Stib : 90 pourcents de fréquentation en moins mais encore trop de monde sur certaines lignes

La Stib insiste en cette veille de congé de Pâques sur le fait que les trams, bus et métros de la capitale ne doivent être utilisés que pour des déplacements essentiels et si l’on a aucun autre moyen de transport.

Même si la fréquentation a chuté ces dernières semaines, la Stib observe une légère reprise ces derniers jours. " Lorsqu’on améliore l’offre, on constate à chaque fois une sorte d’appel d’air.

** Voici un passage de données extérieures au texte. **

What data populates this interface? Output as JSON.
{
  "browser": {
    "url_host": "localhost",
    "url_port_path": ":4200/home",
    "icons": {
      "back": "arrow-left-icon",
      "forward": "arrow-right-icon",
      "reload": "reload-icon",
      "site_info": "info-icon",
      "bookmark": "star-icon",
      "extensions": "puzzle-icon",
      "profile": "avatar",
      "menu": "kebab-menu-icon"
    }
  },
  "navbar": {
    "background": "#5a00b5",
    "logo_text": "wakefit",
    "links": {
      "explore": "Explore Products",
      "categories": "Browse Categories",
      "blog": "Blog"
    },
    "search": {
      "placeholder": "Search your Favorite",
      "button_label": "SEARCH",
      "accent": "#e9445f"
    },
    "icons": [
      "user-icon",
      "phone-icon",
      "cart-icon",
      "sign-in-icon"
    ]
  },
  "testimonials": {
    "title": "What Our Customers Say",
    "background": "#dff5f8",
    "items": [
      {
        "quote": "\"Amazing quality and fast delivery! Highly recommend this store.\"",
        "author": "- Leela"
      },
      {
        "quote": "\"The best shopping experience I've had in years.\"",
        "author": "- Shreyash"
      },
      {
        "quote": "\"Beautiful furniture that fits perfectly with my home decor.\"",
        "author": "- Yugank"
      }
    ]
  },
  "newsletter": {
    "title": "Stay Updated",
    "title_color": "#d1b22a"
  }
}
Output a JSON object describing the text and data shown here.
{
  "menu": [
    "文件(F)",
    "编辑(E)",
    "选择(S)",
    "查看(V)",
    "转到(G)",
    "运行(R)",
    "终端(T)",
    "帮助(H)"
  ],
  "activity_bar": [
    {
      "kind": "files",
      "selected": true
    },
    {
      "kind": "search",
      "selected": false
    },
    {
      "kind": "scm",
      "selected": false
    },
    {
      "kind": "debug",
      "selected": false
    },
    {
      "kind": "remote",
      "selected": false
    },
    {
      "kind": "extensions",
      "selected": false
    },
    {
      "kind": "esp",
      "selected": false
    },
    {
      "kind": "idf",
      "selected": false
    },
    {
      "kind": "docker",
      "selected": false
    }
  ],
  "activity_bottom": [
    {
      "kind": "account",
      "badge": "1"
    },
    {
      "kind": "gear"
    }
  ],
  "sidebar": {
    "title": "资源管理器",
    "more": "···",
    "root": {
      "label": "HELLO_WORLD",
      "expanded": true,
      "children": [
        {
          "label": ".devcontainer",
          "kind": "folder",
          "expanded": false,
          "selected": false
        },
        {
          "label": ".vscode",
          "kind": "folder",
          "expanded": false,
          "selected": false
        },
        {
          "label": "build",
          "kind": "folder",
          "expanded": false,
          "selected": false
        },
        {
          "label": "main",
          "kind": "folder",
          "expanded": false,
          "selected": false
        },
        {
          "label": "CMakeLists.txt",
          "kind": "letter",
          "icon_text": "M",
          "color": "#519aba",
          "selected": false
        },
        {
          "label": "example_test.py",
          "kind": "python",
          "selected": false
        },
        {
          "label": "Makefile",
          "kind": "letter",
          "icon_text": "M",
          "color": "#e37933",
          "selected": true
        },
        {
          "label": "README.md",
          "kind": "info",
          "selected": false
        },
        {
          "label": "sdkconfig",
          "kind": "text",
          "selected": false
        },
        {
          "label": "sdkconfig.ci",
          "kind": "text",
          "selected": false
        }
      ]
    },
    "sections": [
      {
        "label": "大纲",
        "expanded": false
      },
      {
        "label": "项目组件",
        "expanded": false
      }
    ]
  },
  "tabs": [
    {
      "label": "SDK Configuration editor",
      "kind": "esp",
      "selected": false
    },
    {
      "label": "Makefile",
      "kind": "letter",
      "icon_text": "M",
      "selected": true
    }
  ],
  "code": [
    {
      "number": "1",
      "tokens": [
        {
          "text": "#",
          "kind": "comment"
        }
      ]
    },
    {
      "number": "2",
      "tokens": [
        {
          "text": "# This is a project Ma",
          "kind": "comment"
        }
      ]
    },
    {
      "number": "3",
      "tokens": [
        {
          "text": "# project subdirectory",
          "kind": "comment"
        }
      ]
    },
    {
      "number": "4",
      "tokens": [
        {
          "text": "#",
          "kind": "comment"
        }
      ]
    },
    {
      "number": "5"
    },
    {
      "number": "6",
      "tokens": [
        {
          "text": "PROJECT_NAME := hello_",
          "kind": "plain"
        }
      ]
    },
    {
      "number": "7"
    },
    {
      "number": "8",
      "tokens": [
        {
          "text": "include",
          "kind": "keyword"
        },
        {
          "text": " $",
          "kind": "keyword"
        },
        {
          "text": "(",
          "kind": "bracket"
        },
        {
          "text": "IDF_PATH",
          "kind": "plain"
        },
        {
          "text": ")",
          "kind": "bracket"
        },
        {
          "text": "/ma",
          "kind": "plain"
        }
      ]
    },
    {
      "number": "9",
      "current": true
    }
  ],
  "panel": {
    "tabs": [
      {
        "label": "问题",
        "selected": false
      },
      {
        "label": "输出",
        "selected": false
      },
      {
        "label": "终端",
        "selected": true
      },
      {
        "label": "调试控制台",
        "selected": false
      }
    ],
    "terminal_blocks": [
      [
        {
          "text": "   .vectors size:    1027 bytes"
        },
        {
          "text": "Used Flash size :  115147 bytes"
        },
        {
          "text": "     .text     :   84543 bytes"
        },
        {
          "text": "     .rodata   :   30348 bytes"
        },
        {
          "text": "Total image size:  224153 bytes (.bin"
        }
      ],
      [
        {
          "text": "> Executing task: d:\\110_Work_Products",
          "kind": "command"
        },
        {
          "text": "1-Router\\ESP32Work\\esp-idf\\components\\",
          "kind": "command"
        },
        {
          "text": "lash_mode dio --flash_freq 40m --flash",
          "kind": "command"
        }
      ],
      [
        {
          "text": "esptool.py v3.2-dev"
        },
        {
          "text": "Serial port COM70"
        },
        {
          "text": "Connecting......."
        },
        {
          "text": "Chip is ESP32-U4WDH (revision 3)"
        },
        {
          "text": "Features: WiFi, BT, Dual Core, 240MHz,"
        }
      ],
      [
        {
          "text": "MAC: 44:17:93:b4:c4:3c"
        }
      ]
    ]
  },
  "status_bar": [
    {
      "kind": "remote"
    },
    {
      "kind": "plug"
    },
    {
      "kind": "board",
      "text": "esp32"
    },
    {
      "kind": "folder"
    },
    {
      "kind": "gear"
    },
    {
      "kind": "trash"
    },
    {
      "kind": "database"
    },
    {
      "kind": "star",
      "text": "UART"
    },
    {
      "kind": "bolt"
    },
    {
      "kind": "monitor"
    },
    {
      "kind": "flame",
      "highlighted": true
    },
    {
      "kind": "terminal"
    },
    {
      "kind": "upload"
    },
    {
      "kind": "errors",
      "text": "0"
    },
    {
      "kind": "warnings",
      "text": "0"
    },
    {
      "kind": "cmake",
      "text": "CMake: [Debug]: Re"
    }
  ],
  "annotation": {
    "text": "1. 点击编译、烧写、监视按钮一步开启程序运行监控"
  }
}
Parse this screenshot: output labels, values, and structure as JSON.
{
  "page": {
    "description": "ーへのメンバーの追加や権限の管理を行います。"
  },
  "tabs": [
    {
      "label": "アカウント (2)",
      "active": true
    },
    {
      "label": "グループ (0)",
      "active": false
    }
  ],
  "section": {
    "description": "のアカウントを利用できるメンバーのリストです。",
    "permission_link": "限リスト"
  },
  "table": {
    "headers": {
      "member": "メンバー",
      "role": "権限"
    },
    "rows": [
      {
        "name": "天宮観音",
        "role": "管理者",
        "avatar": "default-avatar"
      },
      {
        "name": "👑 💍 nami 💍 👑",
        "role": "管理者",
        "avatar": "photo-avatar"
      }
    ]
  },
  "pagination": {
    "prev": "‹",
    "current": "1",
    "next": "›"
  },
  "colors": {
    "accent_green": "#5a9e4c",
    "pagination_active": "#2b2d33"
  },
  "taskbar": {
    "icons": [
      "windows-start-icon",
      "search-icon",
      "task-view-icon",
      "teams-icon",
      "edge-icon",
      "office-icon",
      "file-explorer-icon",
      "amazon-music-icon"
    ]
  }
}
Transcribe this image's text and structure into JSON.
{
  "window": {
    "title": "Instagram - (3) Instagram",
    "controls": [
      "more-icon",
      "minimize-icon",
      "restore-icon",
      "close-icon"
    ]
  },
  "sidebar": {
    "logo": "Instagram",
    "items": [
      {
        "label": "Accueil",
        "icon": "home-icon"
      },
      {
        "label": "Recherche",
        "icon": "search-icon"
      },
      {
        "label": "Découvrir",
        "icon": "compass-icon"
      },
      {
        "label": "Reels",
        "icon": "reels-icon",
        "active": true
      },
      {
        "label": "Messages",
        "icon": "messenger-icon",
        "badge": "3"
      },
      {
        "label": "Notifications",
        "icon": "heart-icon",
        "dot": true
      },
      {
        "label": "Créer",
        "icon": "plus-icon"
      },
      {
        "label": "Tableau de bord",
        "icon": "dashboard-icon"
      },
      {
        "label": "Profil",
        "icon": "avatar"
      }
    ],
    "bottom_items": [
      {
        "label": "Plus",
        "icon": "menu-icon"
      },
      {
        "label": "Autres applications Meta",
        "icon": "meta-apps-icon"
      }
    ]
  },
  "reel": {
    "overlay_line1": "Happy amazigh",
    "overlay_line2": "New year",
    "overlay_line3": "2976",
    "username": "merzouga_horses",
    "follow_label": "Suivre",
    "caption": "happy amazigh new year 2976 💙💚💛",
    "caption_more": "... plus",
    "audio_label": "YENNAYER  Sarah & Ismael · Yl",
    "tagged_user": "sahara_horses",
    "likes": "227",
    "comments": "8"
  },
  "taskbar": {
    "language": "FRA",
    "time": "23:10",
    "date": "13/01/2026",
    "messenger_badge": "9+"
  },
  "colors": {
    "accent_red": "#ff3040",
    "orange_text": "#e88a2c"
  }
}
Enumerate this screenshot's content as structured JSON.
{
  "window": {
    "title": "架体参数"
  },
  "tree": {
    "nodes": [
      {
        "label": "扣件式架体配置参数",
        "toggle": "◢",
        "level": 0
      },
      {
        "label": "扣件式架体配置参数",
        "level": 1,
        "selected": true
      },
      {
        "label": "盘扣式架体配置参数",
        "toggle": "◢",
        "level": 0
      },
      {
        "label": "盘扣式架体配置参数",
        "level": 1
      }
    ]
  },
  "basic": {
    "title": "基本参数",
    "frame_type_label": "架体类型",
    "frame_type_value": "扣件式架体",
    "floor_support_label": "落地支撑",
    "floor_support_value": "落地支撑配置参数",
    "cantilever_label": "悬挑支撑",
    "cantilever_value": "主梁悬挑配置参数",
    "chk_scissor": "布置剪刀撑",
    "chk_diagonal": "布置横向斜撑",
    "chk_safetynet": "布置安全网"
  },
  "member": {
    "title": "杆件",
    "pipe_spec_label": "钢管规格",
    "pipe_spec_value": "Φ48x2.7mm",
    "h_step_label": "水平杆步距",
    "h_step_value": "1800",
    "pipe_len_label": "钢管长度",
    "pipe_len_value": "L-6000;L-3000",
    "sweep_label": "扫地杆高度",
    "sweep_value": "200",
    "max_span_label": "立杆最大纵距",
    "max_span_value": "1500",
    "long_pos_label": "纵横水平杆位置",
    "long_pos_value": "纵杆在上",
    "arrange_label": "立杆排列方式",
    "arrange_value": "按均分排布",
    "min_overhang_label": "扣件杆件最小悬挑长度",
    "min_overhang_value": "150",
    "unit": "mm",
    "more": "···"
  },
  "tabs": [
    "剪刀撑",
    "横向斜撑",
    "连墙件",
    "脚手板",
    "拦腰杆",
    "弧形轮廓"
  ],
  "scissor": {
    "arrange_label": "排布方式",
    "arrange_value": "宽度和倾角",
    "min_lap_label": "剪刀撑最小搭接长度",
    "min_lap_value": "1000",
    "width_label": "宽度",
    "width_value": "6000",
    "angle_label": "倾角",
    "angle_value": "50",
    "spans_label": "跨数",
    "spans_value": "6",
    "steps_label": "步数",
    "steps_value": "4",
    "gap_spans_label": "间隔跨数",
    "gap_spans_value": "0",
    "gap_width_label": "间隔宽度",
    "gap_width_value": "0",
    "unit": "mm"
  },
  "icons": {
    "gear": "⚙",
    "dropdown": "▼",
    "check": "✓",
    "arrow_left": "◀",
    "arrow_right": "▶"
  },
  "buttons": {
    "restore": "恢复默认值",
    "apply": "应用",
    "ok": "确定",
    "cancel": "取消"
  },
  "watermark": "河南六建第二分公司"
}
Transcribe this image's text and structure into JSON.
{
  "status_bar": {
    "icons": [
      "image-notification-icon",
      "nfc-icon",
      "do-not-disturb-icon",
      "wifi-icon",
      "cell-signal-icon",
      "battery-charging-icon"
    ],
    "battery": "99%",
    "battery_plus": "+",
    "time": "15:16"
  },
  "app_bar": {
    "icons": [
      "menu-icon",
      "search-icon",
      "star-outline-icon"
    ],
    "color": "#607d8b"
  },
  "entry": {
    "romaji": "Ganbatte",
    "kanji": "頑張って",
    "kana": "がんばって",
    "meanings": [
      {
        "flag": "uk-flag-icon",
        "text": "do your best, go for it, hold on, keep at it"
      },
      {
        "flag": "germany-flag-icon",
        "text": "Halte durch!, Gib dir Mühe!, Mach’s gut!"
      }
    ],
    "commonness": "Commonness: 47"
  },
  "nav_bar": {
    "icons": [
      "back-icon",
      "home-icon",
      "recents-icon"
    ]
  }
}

Et puis les gens commencent, sans doute, aussi à en avoir marre du confinement. Mais il faut tenir bon. Aidez-nous à mieux servir ceux qui prennent soin de nous " explique Françoise Ledune, la porte-parole de Stib.

Cette légère reprise est heureusement encore très marginale selon la société de transport mais qui n’attend pas que la situation s’aggrave pour relancer une campagne de communication.

Points noirs

C’est entre 14 heures et 18 heures que la situation est parfois problématique sur certaines lignes : 25, 55, 3, 49 notamment. Et à certains arrêts : Gare du Midi, place Liedts, place Flagey, Simonis, Saint-Guidon, Verboeckhoven entre autres. C’est là que se concentrent les contrôles de la Stib depuis le début, appuyés parfois par les services de police.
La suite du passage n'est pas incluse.